Why Mortgage Rates Are Dropping

Weekly Mortgage Market Update 02/24/2025

Hello everyone! With the weather finally warming up, it feels like spring is closer than ever—here’s hoping it brings some fresh momentum for the housing market, too.

Let’s dive in!!

Read time: ~4 minutes

Rates ended LOWER compared to last week, and volatility was LOW. Rates are in the high 6’s, low 7’s for most loan types without paying discount points. Paying discount points can get you in the mid to high 6’s.

Why Mortgage Rates Are Dropping

In mid-January 2025, the average U.S. mortgage rate soared past 7.25%. Now, we’re suddenly at the lowest levels we’ve seen this year. How did this turn around so fast?

It boils down to a string of lackluster economic indicators that rattled stocks, prompting investors to shift money into bonds—which typically drives mortgage rates lower. Just last week, the S&P took a sizable dip, existing home sales for January fell short, consumer sentiment slipped (Michigan Consumer Sentiment Index), and the ISM survey revealed waning demand in the services sector. All of that spelled risk-off vibes, pushing folks toward the relative safety of bonds.

However, it’s worth remembering we still have a hawkish Fed, persistent inflation concerns, and the possibility of tariffs in play. Any of those factors could quickly reverse the recent gains and send rates climbing above 7% again. We’re dealing with a volatile economy that can pivot on a dime based on changing investor appetites.

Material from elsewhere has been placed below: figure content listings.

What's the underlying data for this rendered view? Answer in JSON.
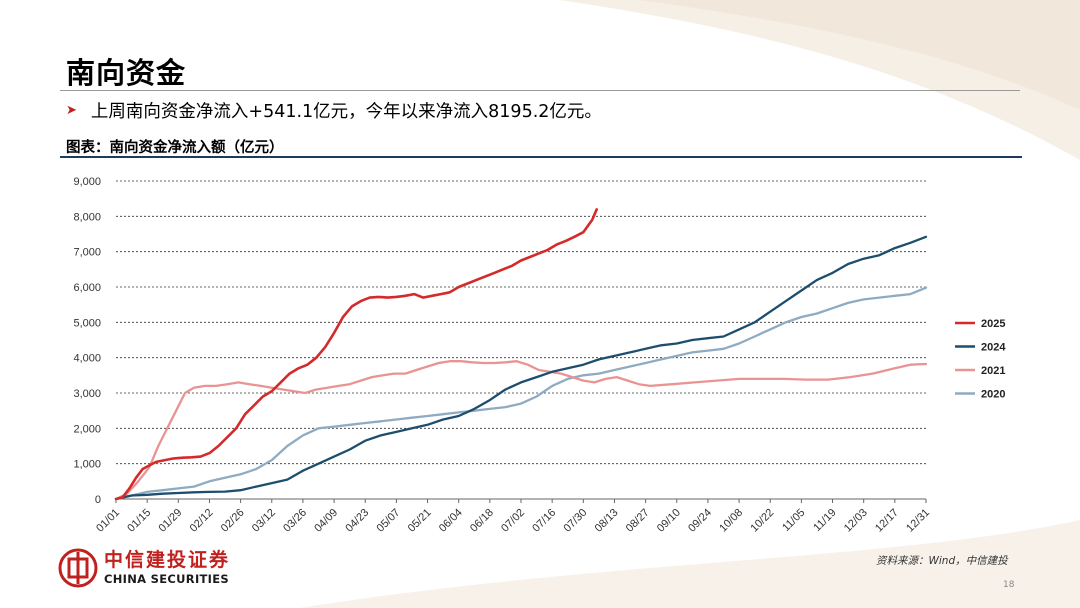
{
  "page": {
    "title": "南向资金",
    "bullet": "上周南向资金净流入+541.1亿元，今年以来净流入8195.2亿元。",
    "chart_caption": "图表：南向资金净流入额（亿元）",
    "source": "资料来源：Wind，中信建投",
    "page_number": "18",
    "logo_cn": "中信建投证券",
    "logo_en": "CHINA SECURITIES",
    "colors": {
      "accent_red": "#c0211f",
      "navy_rule": "#1f3b5a"
    }
  },
  "chart_data": {
    "type": "line",
    "title": "",
    "xlabel": "",
    "ylabel": "",
    "ylim": [
      0,
      9000
    ],
    "y_ticks": [
      "0",
      "1,000",
      "2,000",
      "3,000",
      "4,000",
      "5,000",
      "6,000",
      "7,000",
      "8,000",
      "9,000"
    ],
    "x_ticks": [
      "01/01",
      "01/15",
      "01/29",
      "02/12",
      "02/26",
      "03/12",
      "03/26",
      "04/09",
      "04/23",
      "05/07",
      "05/21",
      "06/04",
      "06/18",
      "07/02",
      "07/16",
      "07/30",
      "08/13",
      "08/27",
      "09/10",
      "09/24",
      "10/08",
      "10/22",
      "11/05",
      "11/19",
      "12/03",
      "12/17",
      "12/31"
    ],
    "x_unit": "day of year (01/01 = 0, 12/31 = 364)",
    "grid": true,
    "grid_style": "dashed horizontal",
    "legend_position": "right",
    "series": [
      {
        "name": "2025",
        "color": "#d42a2a",
        "width": 2.6,
        "points": [
          [
            0,
            0
          ],
          [
            3,
            50
          ],
          [
            6,
            300
          ],
          [
            9,
            600
          ],
          [
            12,
            850
          ],
          [
            15,
            950
          ],
          [
            18,
            1050
          ],
          [
            22,
            1100
          ],
          [
            26,
            1150
          ],
          [
            30,
            1170
          ],
          [
            34,
            1180
          ],
          [
            38,
            1200
          ],
          [
            42,
            1300
          ],
          [
            46,
            1500
          ],
          [
            50,
            1750
          ],
          [
            54,
            2000
          ],
          [
            58,
            2400
          ],
          [
            62,
            2650
          ],
          [
            66,
            2900
          ],
          [
            70,
            3050
          ],
          [
            74,
            3300
          ],
          [
            78,
            3550
          ],
          [
            82,
            3700
          ],
          [
            86,
            3800
          ],
          [
            90,
            4000
          ],
          [
            94,
            4300
          ],
          [
            98,
            4700
          ],
          [
            102,
            5150
          ],
          [
            106,
            5450
          ],
          [
            110,
            5600
          ],
          [
            114,
            5700
          ],
          [
            118,
            5720
          ],
          [
            122,
            5700
          ],
          [
            126,
            5720
          ],
          [
            130,
            5750
          ],
          [
            134,
            5800
          ],
          [
            138,
            5700
          ],
          [
            142,
            5750
          ],
          [
            146,
            5800
          ],
          [
            150,
            5850
          ],
          [
            154,
            6000
          ],
          [
            158,
            6100
          ],
          [
            162,
            6200
          ],
          [
            166,
            6300
          ],
          [
            170,
            6400
          ],
          [
            174,
            6500
          ],
          [
            178,
            6600
          ],
          [
            182,
            6750
          ],
          [
            186,
            6850
          ],
          [
            190,
            6950
          ],
          [
            194,
            7050
          ],
          [
            198,
            7200
          ],
          [
            202,
            7300
          ],
          [
            206,
            7420
          ],
          [
            210,
            7550
          ],
          [
            214,
            7900
          ],
          [
            216,
            8195
          ]
        ]
      },
      {
        "name": "2024",
        "color": "#1e4e6e",
        "width": 2.3,
        "points": [
          [
            0,
            0
          ],
          [
            7,
            100
          ],
          [
            14,
            120
          ],
          [
            21,
            150
          ],
          [
            28,
            170
          ],
          [
            35,
            190
          ],
          [
            42,
            200
          ],
          [
            49,
            210
          ],
          [
            56,
            250
          ],
          [
            63,
            350
          ],
          [
            70,
            450
          ],
          [
            77,
            550
          ],
          [
            84,
            800
          ],
          [
            91,
            1000
          ],
          [
            98,
            1200
          ],
          [
            105,
            1400
          ],
          [
            112,
            1650
          ],
          [
            119,
            1800
          ],
          [
            126,
            1900
          ],
          [
            133,
            2000
          ],
          [
            140,
            2100
          ],
          [
            147,
            2250
          ],
          [
            154,
            2350
          ],
          [
            161,
            2550
          ],
          [
            168,
            2800
          ],
          [
            175,
            3100
          ],
          [
            182,
            3300
          ],
          [
            189,
            3450
          ],
          [
            196,
            3600
          ],
          [
            203,
            3700
          ],
          [
            210,
            3800
          ],
          [
            217,
            3950
          ],
          [
            224,
            4050
          ],
          [
            231,
            4150
          ],
          [
            238,
            4250
          ],
          [
            245,
            4350
          ],
          [
            252,
            4400
          ],
          [
            259,
            4500
          ],
          [
            266,
            4550
          ],
          [
            273,
            4600
          ],
          [
            280,
            4800
          ],
          [
            287,
            5000
          ],
          [
            294,
            5300
          ],
          [
            301,
            5600
          ],
          [
            308,
            5900
          ],
          [
            315,
            6200
          ],
          [
            322,
            6400
          ],
          [
            329,
            6650
          ],
          [
            336,
            6800
          ],
          [
            343,
            6900
          ],
          [
            350,
            7100
          ],
          [
            357,
            7250
          ],
          [
            364,
            7420
          ]
        ]
      },
      {
        "name": "2021",
        "color": "#e99393",
        "width": 2.3,
        "points": [
          [
            0,
            0
          ],
          [
            5,
            150
          ],
          [
            10,
            500
          ],
          [
            15,
            900
          ],
          [
            19,
            1500
          ],
          [
            23,
            2000
          ],
          [
            27,
            2500
          ],
          [
            31,
            3000
          ],
          [
            35,
            3150
          ],
          [
            40,
            3200
          ],
          [
            45,
            3200
          ],
          [
            50,
            3250
          ],
          [
            55,
            3300
          ],
          [
            60,
            3250
          ],
          [
            65,
            3200
          ],
          [
            70,
            3150
          ],
          [
            75,
            3100
          ],
          [
            80,
            3050
          ],
          [
            85,
            3000
          ],
          [
            90,
            3100
          ],
          [
            95,
            3150
          ],
          [
            100,
            3200
          ],
          [
            105,
            3250
          ],
          [
            110,
            3350
          ],
          [
            115,
            3450
          ],
          [
            120,
            3500
          ],
          [
            125,
            3550
          ],
          [
            130,
            3550
          ],
          [
            135,
            3650
          ],
          [
            140,
            3750
          ],
          [
            145,
            3850
          ],
          [
            150,
            3900
          ],
          [
            155,
            3900
          ],
          [
            160,
            3870
          ],
          [
            165,
            3850
          ],
          [
            170,
            3850
          ],
          [
            175,
            3870
          ],
          [
            180,
            3900
          ],
          [
            185,
            3800
          ],
          [
            190,
            3650
          ],
          [
            195,
            3600
          ],
          [
            200,
            3550
          ],
          [
            205,
            3450
          ],
          [
            210,
            3350
          ],
          [
            215,
            3300
          ],
          [
            220,
            3400
          ],
          [
            225,
            3450
          ],
          [
            230,
            3350
          ],
          [
            235,
            3250
          ],
          [
            240,
            3200
          ],
          [
            250,
            3250
          ],
          [
            260,
            3300
          ],
          [
            270,
            3350
          ],
          [
            280,
            3400
          ],
          [
            290,
            3400
          ],
          [
            300,
            3400
          ],
          [
            310,
            3380
          ],
          [
            320,
            3380
          ],
          [
            330,
            3450
          ],
          [
            340,
            3550
          ],
          [
            350,
            3700
          ],
          [
            357,
            3800
          ],
          [
            364,
            3820
          ]
        ]
      },
      {
        "name": "2020",
        "color": "#8fabc2",
        "width": 2.3,
        "points": [
          [
            0,
            0
          ],
          [
            7,
            100
          ],
          [
            14,
            200
          ],
          [
            21,
            250
          ],
          [
            28,
            300
          ],
          [
            35,
            350
          ],
          [
            42,
            500
          ],
          [
            49,
            600
          ],
          [
            56,
            700
          ],
          [
            63,
            850
          ],
          [
            70,
            1100
          ],
          [
            77,
            1500
          ],
          [
            84,
            1800
          ],
          [
            91,
            2000
          ],
          [
            98,
            2050
          ],
          [
            105,
            2100
          ],
          [
            112,
            2150
          ],
          [
            119,
            2200
          ],
          [
            126,
            2250
          ],
          [
            133,
            2300
          ],
          [
            140,
            2350
          ],
          [
            147,
            2400
          ],
          [
            154,
            2450
          ],
          [
            161,
            2500
          ],
          [
            168,
            2550
          ],
          [
            175,
            2600
          ],
          [
            182,
            2700
          ],
          [
            189,
            2900
          ],
          [
            196,
            3200
          ],
          [
            203,
            3400
          ],
          [
            210,
            3500
          ],
          [
            217,
            3550
          ],
          [
            224,
            3650
          ],
          [
            231,
            3750
          ],
          [
            238,
            3850
          ],
          [
            245,
            3950
          ],
          [
            252,
            4050
          ],
          [
            259,
            4150
          ],
          [
            266,
            4200
          ],
          [
            273,
            4250
          ],
          [
            280,
            4400
          ],
          [
            287,
            4600
          ],
          [
            294,
            4800
          ],
          [
            301,
            5000
          ],
          [
            308,
            5150
          ],
          [
            315,
            5250
          ],
          [
            322,
            5400
          ],
          [
            329,
            5550
          ],
          [
            336,
            5650
          ],
          [
            343,
            5700
          ],
          [
            350,
            5750
          ],
          [
            357,
            5800
          ],
          [
            364,
            5980
          ]
        ]
      }
    ]
  }
}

Key Takeaway: Sluggish data → Stocks dip → Funds flow to bonds → Mortgage rates drop

Companies Are Canceling WFH—What’s Next? 🔥

A wave of return-to-office mandates has swept across big-name employers. Amazon, JP Morgan Chase, American Electric Power, and AT&T are telling staff to come back in person, and some state governors are following suit for their own remote workers. Even President Trump signed an executive order urging federal agencies to end telework for millions of employees.

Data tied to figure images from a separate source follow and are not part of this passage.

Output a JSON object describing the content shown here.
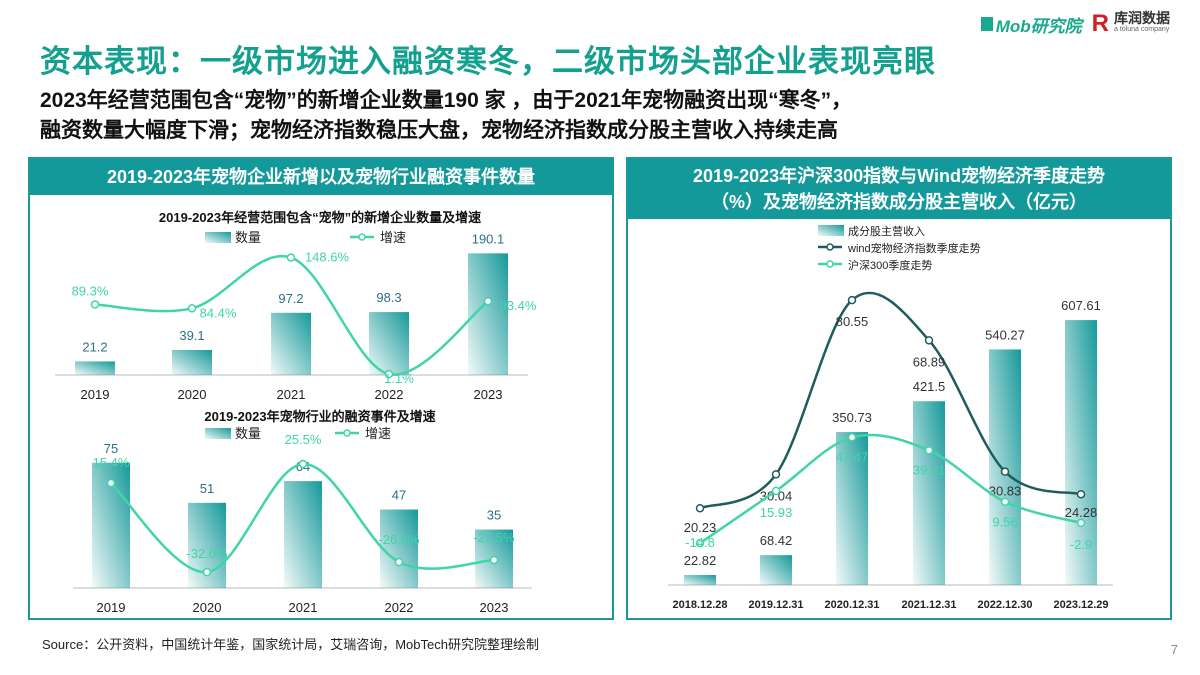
{
  "header": {
    "title": "资本表现：一级市场进入融资寒冬，二级市场头部企业表现亮眼",
    "subtitle_line1": "2023年经营范围包含“宠物”的新增企业数量190 家 ，由于2021年宠物融资出现“寒冬”，",
    "subtitle_line2": "融资数量大幅度下滑；宠物经济指数稳压大盘，宠物经济指数成分股主营收入持续走高",
    "logo_mob": "Mob研究院",
    "logo_kr": "库润数据",
    "logo_kr_sub": "a tolunа company"
  },
  "left_panel": {
    "title": "2019-2023年宠物企业新增以及宠物行业融资事件数量"
  },
  "right_panel": {
    "title_line1": "2019-2023年沪深300指数与Wind宠物经济季度走势",
    "title_line2": "（%）及宠物经济指数成分股主营收入（亿元）"
  },
  "colors": {
    "accent": "#13a08f",
    "bar": "#16999a",
    "line_light": "#3fd5a8",
    "line_dark": "#1e5c5e",
    "panel_border": "#1a9a99"
  },
  "chart_data": [
    {
      "type": "bar+line",
      "title": "2019-2023年经营范围包含“宠物”的新增企业数量及增速",
      "categories": [
        "2019",
        "2020",
        "2021",
        "2022",
        "2023"
      ],
      "series": [
        {
          "name": "数量",
          "type": "bar",
          "values": [
            21.2,
            39.1,
            97.2,
            98.3,
            190.1
          ],
          "labels": [
            "21.2",
            "39.1",
            "97.2",
            "98.3",
            "190.1"
          ]
        },
        {
          "name": "增速",
          "type": "line",
          "values": [
            89.3,
            84.4,
            148.6,
            1.1,
            93.4
          ],
          "labels": [
            "89.3%",
            "84.4%",
            "148.6%",
            "1.1%",
            "93.4%"
          ]
        }
      ],
      "legend": "top-center",
      "grid": false
    },
    {
      "type": "bar+line",
      "title": "2019-2023年宠物行业的融资事件及增速",
      "categories": [
        "2019",
        "2020",
        "2021",
        "2022",
        "2023"
      ],
      "series": [
        {
          "name": "数量",
          "type": "bar",
          "values": [
            75,
            51,
            64,
            47,
            35
          ],
          "labels": [
            "75",
            "51",
            "64",
            "47",
            "35"
          ]
        },
        {
          "name": "增速",
          "type": "line",
          "values": [
            15.4,
            -32.0,
            25.5,
            -26.6,
            -25.5
          ],
          "labels": [
            "15.4%",
            "-32.0%",
            "25.5%",
            "-26.6%",
            "-25.5%"
          ]
        }
      ],
      "legend": "top-center",
      "grid": false
    },
    {
      "type": "bar+line",
      "title": "",
      "categories": [
        "2018.12.28",
        "2019.12.31",
        "2020.12.31",
        "2021.12.31",
        "2022.12.30",
        "2023.12.29"
      ],
      "series": [
        {
          "name": "成分股主营收入",
          "type": "bar",
          "values": [
            22.82,
            68.42,
            350.73,
            421.5,
            540.27,
            607.61
          ],
          "labels": [
            "22.82",
            "68.42",
            "350.73",
            "421.5",
            "540.27",
            "607.61"
          ]
        },
        {
          "name": "wind宠物经济指数季度走势",
          "type": "line",
          "values": [
            20.23,
            30.04,
            80.55,
            68.89,
            30.83,
            24.28
          ],
          "labels": [
            "20.23",
            "30.04",
            "80.55",
            "68.89",
            "30.83",
            "24.28"
          ]
        },
        {
          "name": "沪深300季度走势",
          "type": "line",
          "values": [
            -14.8,
            15.93,
            47.47,
            39.81,
            9.56,
            -2.9
          ],
          "labels": [
            "-14.8",
            "15.93",
            "47.47",
            "39.81",
            "9.56",
            "-2.9"
          ]
        }
      ],
      "legend": "top-left",
      "grid": false
    }
  ],
  "footer": {
    "source": "Source：公开资料，中国统计年鉴，国家统计局，艾瑞咨询，MobTech研究院整理绘制",
    "page": "7"
  }
}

The upshot? Working from home could soon be a thing of the past.

Here’s how this shift might reshape the Real Estate Industry:

Residential Side

  • City Living Comeback: As people refocus on short commutes and easy access to offices, urban markets could heat up, raising both demand and prices in downtown and transit-friendly areas.

  • Updated Wish Lists: Dedicated home offices might drop in priority, while walkability and commute times gain importance.

  • Market Reallocations: Suburban agents who thrived during the remote-work trend might feel a slowdown, whereas urban-focused ones might see more deals come through.

Commercial Side

  • Office Leasing Resurgence: Full-time in-office mandates could revive the office leasing market, opening fresh prospects for commercial real estate professionals.

  • Value Boost: A stronger office segment might lift property values, offering potential benefits to agents working with corporate sellers or buyers.

Key Takeaway: Real estate professionals may need to adapt their approaches, shifting away from the remote-work features that were once prized and zeroing in on commutes, location, and office availability in a post-WFH world.